3/ MIEUX FORMER ET INFORMER
UNITE MAGISTRATS demande que soit mise en place une formation spécifique aux problématiques incestuelles, avec des bases solides en pédopsychiatrie et en psycho-trauma et une sensibilisation à la manipulation (concernant les auteurs) et au danger lié au dévoiement du concept de syndrome d’aliénation parentale, pour tous les praticiens en charge (enquêteurs, magistrats, mais aussi experts et services sociaux intervenants).
Notre Syndicat a également formulé des propositions visant à améliorer le partage d’informations entre professionnels afin de garantir des décisions cohérentes dans le souci premier d’assurer la protection et la sécurité de l’enfant victime.
4/ PROTEGER l’ENFANT
Principe de précaution
UNITE MAGISTRATS souscrit à la recommandation de la CIIVISE visant à instaurer un principe de précaution pour les enfants dénonçant un inceste : en vertu de ce principe, un enfant qui dénonce des abus sexuels commis par un parent (ou un adulte) devrait être cru par principe et donc protégé, tant qu’une enquête n’a pas démontré le caractère mensonger de ses déclarations. En effet, outre que le rapport de la CIIVISE expose qu’en la matière il existe un pourcentage très faible de fausses accusations (moins de 5 %), le principe de précaution, qui existe déjà en matière environnementale, pourrait a fortiori trouver à s’appliquer pour les enfants victimes d’agissements criminels.
Ordonnance de sûreté
Notre Syndicat soutient la création d’une ordonnance de sûreté visant à protéger l’enfant en suspendant les droits du parent mis en cause, qui pourrait être prise en urgence par le juge aux affaires familiales en se basant sur les critères de « vraisemblance », sur le modèle de l’ordonnance de protection en matière de violences conjugales.

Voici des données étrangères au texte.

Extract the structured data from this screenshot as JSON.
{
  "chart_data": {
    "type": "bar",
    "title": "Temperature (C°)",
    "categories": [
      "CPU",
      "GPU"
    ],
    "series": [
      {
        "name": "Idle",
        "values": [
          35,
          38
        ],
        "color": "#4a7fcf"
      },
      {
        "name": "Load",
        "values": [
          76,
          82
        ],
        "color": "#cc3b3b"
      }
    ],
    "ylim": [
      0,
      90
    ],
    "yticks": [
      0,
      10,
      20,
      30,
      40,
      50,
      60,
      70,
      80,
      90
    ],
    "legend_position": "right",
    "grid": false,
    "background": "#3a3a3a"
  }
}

5/ REPENSER LE DELIT DE NON REPRÉSENTATION D’ENFANT
Compte tenu de l’instrumentalisation qui est faite du délit de non-représentation d’enfants dans le cadre de conflits parentaux, pouvant aboutir à fragiliser l’enfant victime et le parent protecteur qui refuse de remettre l’enfant au parent abuseur et/ou maltraitant, UNITE MAGISTRATS est favorable à l’instauration d’une présomption d’état de nécessité permettant de suspendre les poursuites pour non-représentation d’enfant quand une enquête pénale est en cours pour des faits commis sur ce dernier par le parent concerné.
Notre Syndicat est favorable à la proposition de loi « Rossignol » déposée le 11 février 2025, « visant à aménager le délit de non-représentation d’enfants » en interdisant le recours à la citation directe en la matière et en rendant obligatoire l’audition de l’enfant discernant avant toute poursuite.

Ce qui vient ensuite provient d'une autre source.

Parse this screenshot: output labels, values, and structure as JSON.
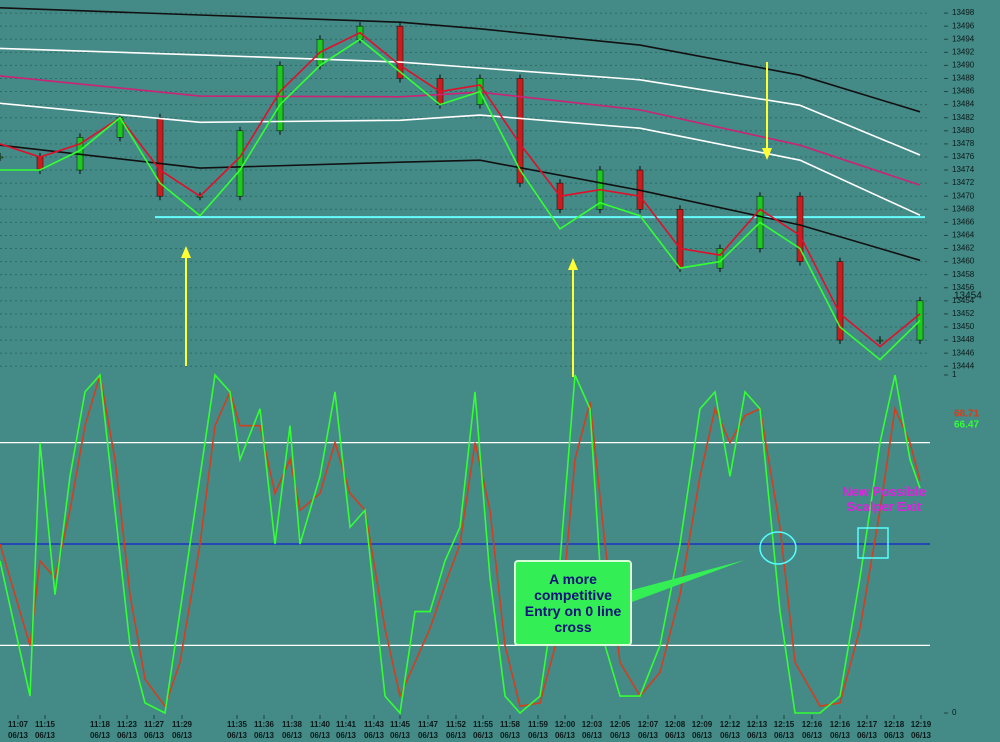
{
  "chart_data": [
    {
      "type": "line",
      "grid": true,
      "xlim": [
        0,
        930
      ],
      "ylim": [
        13442.66,
        13500
      ],
      "yticks": [
        13444,
        13446,
        13448,
        13450,
        13452,
        13454,
        13456,
        13458,
        13460,
        13462,
        13464,
        13466,
        13468,
        13470,
        13472,
        13474,
        13476,
        13478,
        13480,
        13482,
        13484,
        13486,
        13488,
        13490,
        13492,
        13494,
        13496,
        13498
      ],
      "x": [
        0,
        40,
        80,
        120,
        160,
        200,
        240,
        280,
        320,
        360,
        400,
        440,
        480,
        520,
        560,
        600,
        640,
        680,
        720,
        760,
        800,
        840,
        880,
        920
      ],
      "series": [
        {
          "style": "candles",
          "up_color": "#1ec81e",
          "down_color": "#c81e1e",
          "values": [
            13476,
            13474,
            13479,
            13482,
            13470,
            13470,
            13480,
            13490,
            13494,
            13496,
            13488,
            13484,
            13488,
            13472,
            13468,
            13474,
            13468,
            13459,
            13462,
            13470,
            13460,
            13448,
            13448,
            13454
          ]
        },
        {
          "color": "#111111",
          "x": [
            0,
            200,
            400,
            480,
            640,
            800,
            920
          ],
          "values": [
            13498.8,
            13497.7,
            13496.6,
            13495.6,
            13493.1,
            13488.5,
            13482.9
          ]
        },
        {
          "color": "#ffffff",
          "x": [
            0,
            200,
            400,
            480,
            640,
            800,
            920
          ],
          "values": [
            13492.6,
            13491.6,
            13490.5,
            13489.6,
            13487.8,
            13483.9,
            13476.3
          ]
        },
        {
          "color": "#cc2277",
          "x": [
            0,
            200,
            400,
            480,
            640,
            800,
            920
          ],
          "values": [
            13488.4,
            13485.3,
            13485.2,
            13485.9,
            13483.2,
            13477.8,
            13471.7
          ]
        },
        {
          "color": "#ffffff",
          "x": [
            0,
            200,
            400,
            480,
            640,
            800,
            920
          ],
          "values": [
            13484.2,
            13481.3,
            13481.6,
            13482.4,
            13480.4,
            13475.5,
            13467.1
          ]
        },
        {
          "color": "#111111",
          "x": [
            0,
            200,
            400,
            480,
            640,
            800,
            920
          ],
          "values": [
            13477.8,
            13474.3,
            13475.2,
            13475.5,
            13470.9,
            13465.6,
            13460.2
          ]
        },
        {
          "color": "#e0102a",
          "values": [
            13478,
            13476,
            13478,
            13482,
            13474,
            13470,
            13476,
            13486,
            13492,
            13495,
            13490,
            13486,
            13487,
            13478,
            13470,
            13471,
            13470,
            13462,
            13461,
            13468,
            13464,
            13452,
            13447,
            13452
          ]
        },
        {
          "color": "#33ff33",
          "values": [
            13474,
            13474,
            13477,
            13482,
            13472,
            13467,
            13474,
            13484,
            13490,
            13494,
            13489,
            13484,
            13486,
            13474,
            13465,
            13469,
            13467,
            13459,
            13460,
            13466,
            13462,
            13450,
            13445,
            13451
          ]
        }
      ],
      "hlines": [
        {
          "value": 13466.8,
          "x": [
            155,
            925
          ],
          "color": "#66ffff"
        }
      ]
    },
    {
      "type": "line",
      "xlim": [
        0,
        930
      ],
      "ylim": [
        0,
        100
      ],
      "yticks": [
        0,
        {
          "value": 100,
          "label": "1"
        }
      ],
      "levels": [
        {
          "value": 80,
          "color": "#ffffff"
        },
        {
          "value": 50,
          "color": "#1020d0"
        },
        {
          "value": 20,
          "color": "#ffffff"
        }
      ],
      "x": [
        0,
        30,
        40,
        55,
        70,
        85,
        100,
        115,
        130,
        145,
        165,
        180,
        200,
        215,
        230,
        240,
        260,
        275,
        290,
        300,
        320,
        335,
        350,
        365,
        385,
        400,
        415,
        430,
        445,
        460,
        475,
        490,
        505,
        520,
        540,
        560,
        575,
        590,
        605,
        620,
        640,
        660,
        680,
        700,
        715,
        730,
        745,
        760,
        780,
        795,
        820,
        840,
        860,
        880,
        895,
        910,
        920
      ],
      "series": [
        {
          "color": "#d04020",
          "values": [
            50,
            20,
            45,
            40,
            60,
            85,
            100,
            75,
            35,
            10,
            2,
            15,
            50,
            85,
            95,
            85,
            85,
            65,
            75,
            60,
            65,
            80,
            65,
            60,
            25,
            5,
            15,
            25,
            38,
            50,
            80,
            60,
            20,
            2,
            3,
            25,
            75,
            92,
            50,
            15,
            5,
            12,
            35,
            70,
            90,
            80,
            88,
            90,
            55,
            15,
            2,
            3,
            25,
            60,
            90,
            80,
            68.71
          ]
        },
        {
          "color": "#33ff33",
          "values": [
            45,
            5,
            80,
            35,
            70,
            95,
            100,
            60,
            20,
            3,
            0,
            30,
            70,
            100,
            95,
            75,
            90,
            50,
            85,
            50,
            70,
            95,
            55,
            60,
            5,
            0,
            30,
            30,
            45,
            55,
            95,
            40,
            5,
            0,
            5,
            45,
            100,
            90,
            20,
            5,
            5,
            20,
            50,
            90,
            95,
            70,
            95,
            90,
            30,
            0,
            0,
            5,
            40,
            80,
            100,
            75,
            66.47
          ]
        }
      ],
      "xticks": [
        {
          "value": 18,
          "label": "11:07",
          "date": "06/13"
        },
        {
          "value": 45,
          "label": "11:15",
          "date": "06/13"
        },
        {
          "value": 100,
          "label": "11:18",
          "date": "06/13"
        },
        {
          "value": 127,
          "label": "11:23",
          "date": "06/13"
        },
        {
          "value": 154,
          "label": "11:27",
          "date": "06/13"
        },
        {
          "value": 182,
          "label": "11:29",
          "date": "06/13"
        },
        {
          "value": 237,
          "label": "11:35",
          "date": "06/13"
        },
        {
          "value": 264,
          "label": "11:36",
          "date": "06/13"
        },
        {
          "value": 292,
          "label": "11:38",
          "date": "06/13"
        },
        {
          "value": 320,
          "label": "11:40",
          "date": "06/13"
        },
        {
          "value": 346,
          "label": "11:41",
          "date": "06/13"
        },
        {
          "value": 374,
          "label": "11:43",
          "date": "06/13"
        },
        {
          "value": 400,
          "label": "11:45",
          "date": "06/13"
        },
        {
          "value": 428,
          "label": "11:47",
          "date": "06/13"
        },
        {
          "value": 456,
          "label": "11:52",
          "date": "06/13"
        },
        {
          "value": 483,
          "label": "11:55",
          "date": "06/13"
        },
        {
          "value": 510,
          "label": "11:58",
          "date": "06/13"
        },
        {
          "value": 538,
          "label": "11:59",
          "date": "06/13"
        },
        {
          "value": 565,
          "label": "12:00",
          "date": "06/13"
        },
        {
          "value": 592,
          "label": "12:03",
          "date": "06/13"
        },
        {
          "value": 620,
          "label": "12:05",
          "date": "06/13"
        },
        {
          "value": 648,
          "label": "12:07",
          "date": "06/13"
        },
        {
          "value": 675,
          "label": "12:08",
          "date": "06/13"
        },
        {
          "value": 702,
          "label": "12:09",
          "date": "06/13"
        },
        {
          "value": 730,
          "label": "12:12",
          "date": "06/13"
        },
        {
          "value": 757,
          "label": "12:13",
          "date": "06/13"
        },
        {
          "value": 784,
          "label": "12:15",
          "date": "06/13"
        },
        {
          "value": 812,
          "label": "12:16",
          "date": "06/13"
        },
        {
          "value": 840,
          "label": "12:16",
          "date": "06/13"
        },
        {
          "value": 867,
          "label": "12:17",
          "date": "06/13"
        },
        {
          "value": 894,
          "label": "12:18",
          "date": "06/13"
        },
        {
          "value": 921,
          "label": "12:19",
          "date": "06/13"
        }
      ],
      "annotations": [
        "New Possible Scalper Exit",
        "A more competitive Entry on 0 line cross"
      ]
    }
  ]
}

Pour rappel le décret du 23 novembre 2021 oblige le parquet à effectuer certaines vérifications avant d’engager toute poursuite en la matière. Ce décret pourrait faire l’objet d’une meilleure communication et d’un suivi pour veiller à son application effective au sein des tribunaux.

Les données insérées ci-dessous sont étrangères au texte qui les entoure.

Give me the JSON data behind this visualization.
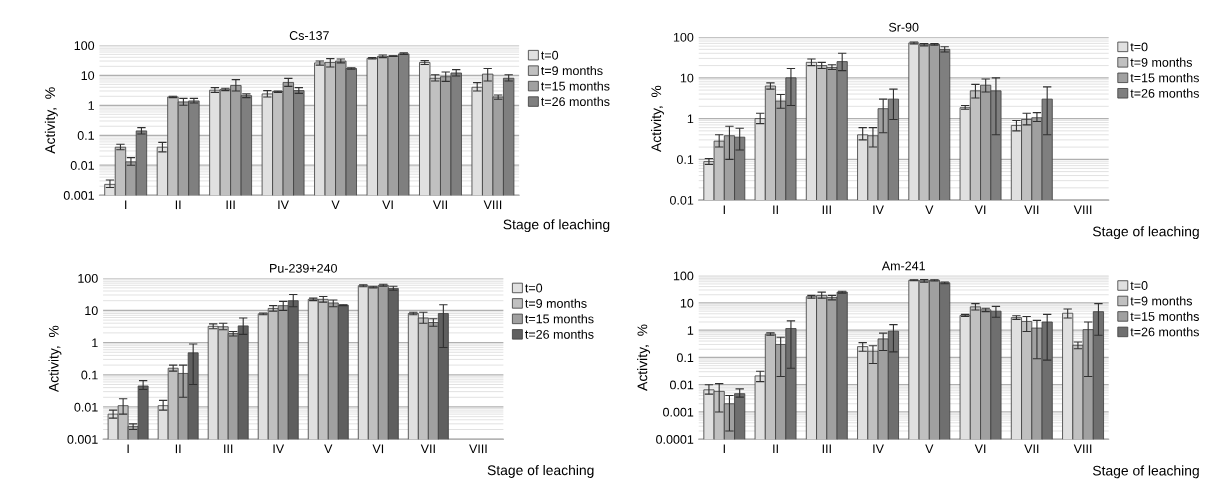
{
  "chart_data": [
    {
      "type": "bar",
      "title": "Cs-137",
      "ylabel": "Activity,  %",
      "xlabel": "Stage of leaching",
      "log": true,
      "grid": "y",
      "legend": "right",
      "ylim": [
        0.001,
        100
      ],
      "yticks": [
        0.001,
        0.01,
        0.1,
        1,
        10,
        100
      ],
      "categories": [
        "I",
        "II",
        "III",
        "IV",
        "V",
        "VI",
        "VII",
        "VIII"
      ],
      "series": [
        {
          "name": "t=0",
          "color": "#e0e0e0",
          "values": [
            0.0023,
            0.04,
            3.2,
            2.4,
            26,
            37,
            27,
            4
          ],
          "errors": [
            [
              0.0018,
              0.0032
            ],
            [
              0.028,
              0.058
            ],
            [
              2.7,
              3.9
            ],
            [
              1.9,
              3.1
            ],
            [
              22,
              30
            ],
            [
              35,
              39
            ],
            [
              23,
              31
            ],
            [
              3,
              5.7
            ]
          ]
        },
        {
          "name": "t=9 months",
          "color": "#c0c0c0",
          "values": [
            0.04,
            1.9,
            3.4,
            2.9,
            27,
            43,
            8,
            11
          ],
          "errors": [
            [
              0.033,
              0.05
            ],
            [
              1.8,
              2.0
            ],
            [
              3.1,
              3.7
            ],
            [
              2.7,
              3.0
            ],
            [
              19,
              36
            ],
            [
              39,
              48
            ],
            [
              6.5,
              10.5
            ],
            [
              6.5,
              17
            ]
          ]
        },
        {
          "name": "t=15 months",
          "color": "#a0a0a0",
          "values": [
            0.013,
            1.3,
            4.6,
            5.8,
            30,
            44,
            9,
            1.9
          ],
          "errors": [
            [
              0.01,
              0.018
            ],
            [
              1.0,
              1.7
            ],
            [
              3.0,
              7.2
            ],
            [
              4.3,
              7.9
            ],
            [
              26,
              35
            ],
            [
              43,
              45
            ],
            [
              6.3,
              13
            ],
            [
              1.6,
              2.2
            ]
          ]
        },
        {
          "name": "t=26 months",
          "color": "#7f7f7f",
          "values": [
            0.14,
            1.4,
            2.1,
            3.1,
            17,
            52,
            12,
            8
          ],
          "errors": [
            [
              0.11,
              0.18
            ],
            [
              1.2,
              1.7
            ],
            [
              1.8,
              2.4
            ],
            [
              2.5,
              3.9
            ],
            [
              16,
              18
            ],
            [
              50,
              56
            ],
            [
              9.5,
              15.5
            ],
            [
              6.5,
              10.5
            ]
          ]
        }
      ]
    },
    {
      "type": "bar",
      "title": "Sr-90",
      "ylabel": "Activity,  %",
      "xlabel": "Stage of leaching",
      "log": true,
      "grid": "y",
      "legend": "right",
      "ylim": [
        0.01,
        100
      ],
      "yticks": [
        0.01,
        0.1,
        1,
        10,
        100
      ],
      "categories": [
        "I",
        "II",
        "III",
        "IV",
        "V",
        "VI",
        "VII",
        "VIII"
      ],
      "series": [
        {
          "name": "t=0",
          "color": "#e0e0e0",
          "values": [
            0.088,
            1.0,
            24,
            0.4,
            72,
            1.85,
            0.68,
            null
          ],
          "errors": [
            [
              0.075,
              0.105
            ],
            [
              0.75,
              1.35
            ],
            [
              20,
              29
            ],
            [
              0.3,
              0.6
            ],
            [
              68,
              76
            ],
            [
              1.7,
              2.1
            ],
            [
              0.5,
              0.9
            ],
            null
          ]
        },
        {
          "name": "t=9 months",
          "color": "#c0c0c0",
          "values": [
            0.28,
            6.3,
            20,
            0.38,
            65,
            4.8,
            0.95,
            null
          ],
          "errors": [
            [
              0.2,
              0.4
            ],
            [
              5.3,
              7.5
            ],
            [
              17,
              24
            ],
            [
              0.2,
              0.6
            ],
            [
              61,
              69
            ],
            [
              3.2,
              6.9
            ],
            [
              0.7,
              1.35
            ],
            null
          ]
        },
        {
          "name": "t=15 months",
          "color": "#a0a0a0",
          "values": [
            0.38,
            2.7,
            18,
            1.75,
            66,
            6.6,
            1.05,
            null
          ],
          "errors": [
            [
              0.1,
              0.65
            ],
            [
              1.8,
              3.9
            ],
            [
              16,
              21
            ],
            [
              0.45,
              3.0
            ],
            [
              63,
              69
            ],
            [
              4.5,
              9.4
            ],
            [
              0.85,
              1.4
            ],
            null
          ]
        },
        {
          "name": "t=26 months",
          "color": "#7f7f7f",
          "values": [
            0.35,
            10,
            25,
            3.0,
            50,
            4.8,
            3.0,
            null
          ],
          "errors": [
            [
              0.17,
              0.58
            ],
            [
              2.1,
              17
            ],
            [
              15,
              40
            ],
            [
              0.95,
              5.3
            ],
            [
              43,
              58
            ],
            [
              0.4,
              10
            ],
            [
              0.4,
              6.0
            ],
            null
          ]
        }
      ]
    },
    {
      "type": "bar",
      "title": "Pu-239+240",
      "ylabel": "Activity,  %",
      "xlabel": "Stage of leaching",
      "log": true,
      "grid": "y",
      "legend": "right",
      "ylim": [
        0.001,
        100
      ],
      "yticks": [
        0.001,
        0.01,
        0.1,
        1,
        10,
        100
      ],
      "categories": [
        "I",
        "II",
        "III",
        "IV",
        "V",
        "VI",
        "VII",
        "VIII"
      ],
      "series": [
        {
          "name": "t=0",
          "color": "#e0e0e0",
          "values": [
            0.006,
            0.011,
            3.2,
            7.8,
            22,
            58,
            8,
            null
          ],
          "errors": [
            [
              0.0045,
              0.008
            ],
            [
              0.008,
              0.016
            ],
            [
              2.7,
              3.8
            ],
            [
              7.3,
              8.3
            ],
            [
              20,
              24
            ],
            [
              54,
              62
            ],
            [
              7.3,
              8.7
            ],
            null
          ]
        },
        {
          "name": "t=9 months",
          "color": "#c0c0c0",
          "values": [
            0.011,
            0.16,
            3.1,
            11.5,
            22,
            53,
            5.8,
            null
          ],
          "errors": [
            [
              0.006,
              0.018
            ],
            [
              0.13,
              0.2
            ],
            [
              2.5,
              4.0
            ],
            [
              9.5,
              14
            ],
            [
              18,
              27
            ],
            [
              50,
              56
            ],
            [
              4,
              8.7
            ],
            null
          ]
        },
        {
          "name": "t=15 months",
          "color": "#a0a0a0",
          "values": [
            0.0025,
            0.11,
            1.9,
            14,
            17,
            60,
            4.2,
            null
          ],
          "errors": [
            [
              0.002,
              0.003
            ],
            [
              0.02,
              0.2
            ],
            [
              1.6,
              2.2
            ],
            [
              10,
              19
            ],
            [
              13,
              21
            ],
            [
              56,
              65
            ],
            [
              3.2,
              5.5
            ],
            null
          ]
        },
        {
          "name": "t=26 months",
          "color": "#5f5f5f",
          "values": [
            0.045,
            0.48,
            3.3,
            20,
            14.5,
            48,
            8,
            null
          ],
          "errors": [
            [
              0.035,
              0.066
            ],
            [
              0.05,
              0.9
            ],
            [
              1.8,
              5.8
            ],
            [
              13,
              31
            ],
            [
              14,
              15
            ],
            [
              42,
              56
            ],
            [
              0.7,
              15
            ],
            null
          ]
        }
      ]
    },
    {
      "type": "bar",
      "title": "Am-241",
      "ylabel": "Activity,  %",
      "xlabel": "Stage of leaching",
      "log": true,
      "grid": "y",
      "legend": "right",
      "ylim": [
        0.0001,
        100
      ],
      "yticks": [
        0.0001,
        0.001,
        0.01,
        0.1,
        1,
        10,
        100
      ],
      "categories": [
        "I",
        "II",
        "III",
        "IV",
        "V",
        "VI",
        "VII",
        "VIII"
      ],
      "series": [
        {
          "name": "t=0",
          "color": "#e0e0e0",
          "values": [
            0.0065,
            0.021,
            17,
            0.25,
            68,
            3.5,
            2.9,
            4.2
          ],
          "errors": [
            [
              0.0045,
              0.01
            ],
            [
              0.013,
              0.031
            ],
            [
              15,
              19
            ],
            [
              0.17,
              0.35
            ],
            [
              65,
              71
            ],
            [
              3.2,
              3.8
            ],
            [
              2.5,
              3.4
            ],
            [
              2.8,
              6
            ]
          ]
        },
        {
          "name": "t=9 months",
          "color": "#c0c0c0",
          "values": [
            0.0057,
            0.72,
            19,
            0.17,
            65,
            7.2,
            2.1,
            0.28
          ],
          "errors": [
            [
              0.001,
              0.011
            ],
            [
              0.65,
              0.8
            ],
            [
              15,
              25
            ],
            [
              0.06,
              0.27
            ],
            [
              58,
              72
            ],
            [
              5.5,
              9.5
            ],
            [
              0.9,
              3.2
            ],
            [
              0.21,
              0.37
            ]
          ]
        },
        {
          "name": "t=15 months",
          "color": "#a0a0a0",
          "values": [
            0.002,
            0.3,
            16,
            0.48,
            68,
            5.6,
            1.2,
            1.05
          ],
          "errors": [
            [
              0.0002,
              0.004
            ],
            [
              0.02,
              0.55
            ],
            [
              13,
              19
            ],
            [
              0.18,
              0.78
            ],
            [
              64,
              71
            ],
            [
              4.8,
              6.4
            ],
            [
              0.09,
              2.3
            ],
            [
              0.02,
              2.0
            ]
          ]
        },
        {
          "name": "t=26 months",
          "color": "#6f6f6f",
          "values": [
            0.0047,
            1.15,
            25,
            0.92,
            55,
            5,
            2,
            4.8
          ],
          "errors": [
            [
              0.0035,
              0.007
            ],
            [
              0.04,
              2.2
            ],
            [
              23,
              27
            ],
            [
              0.16,
              1.6
            ],
            [
              51,
              59
            ],
            [
              3,
              7.5
            ],
            [
              0.08,
              3.8
            ],
            [
              0.65,
              9.5
            ]
          ]
        }
      ]
    }
  ]
}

Vous retrouvez sur notre site la note détaillée que nous avons adressé à la commission d’enquête.
UNITE MAGISTRATS restera très attentif aux suites qui seront données à cette commission d’enquête, et continuera à porter ses propositions visant à une justice pénale plus efficiente et à une justice civile davantage protectrice des plus vulnérables.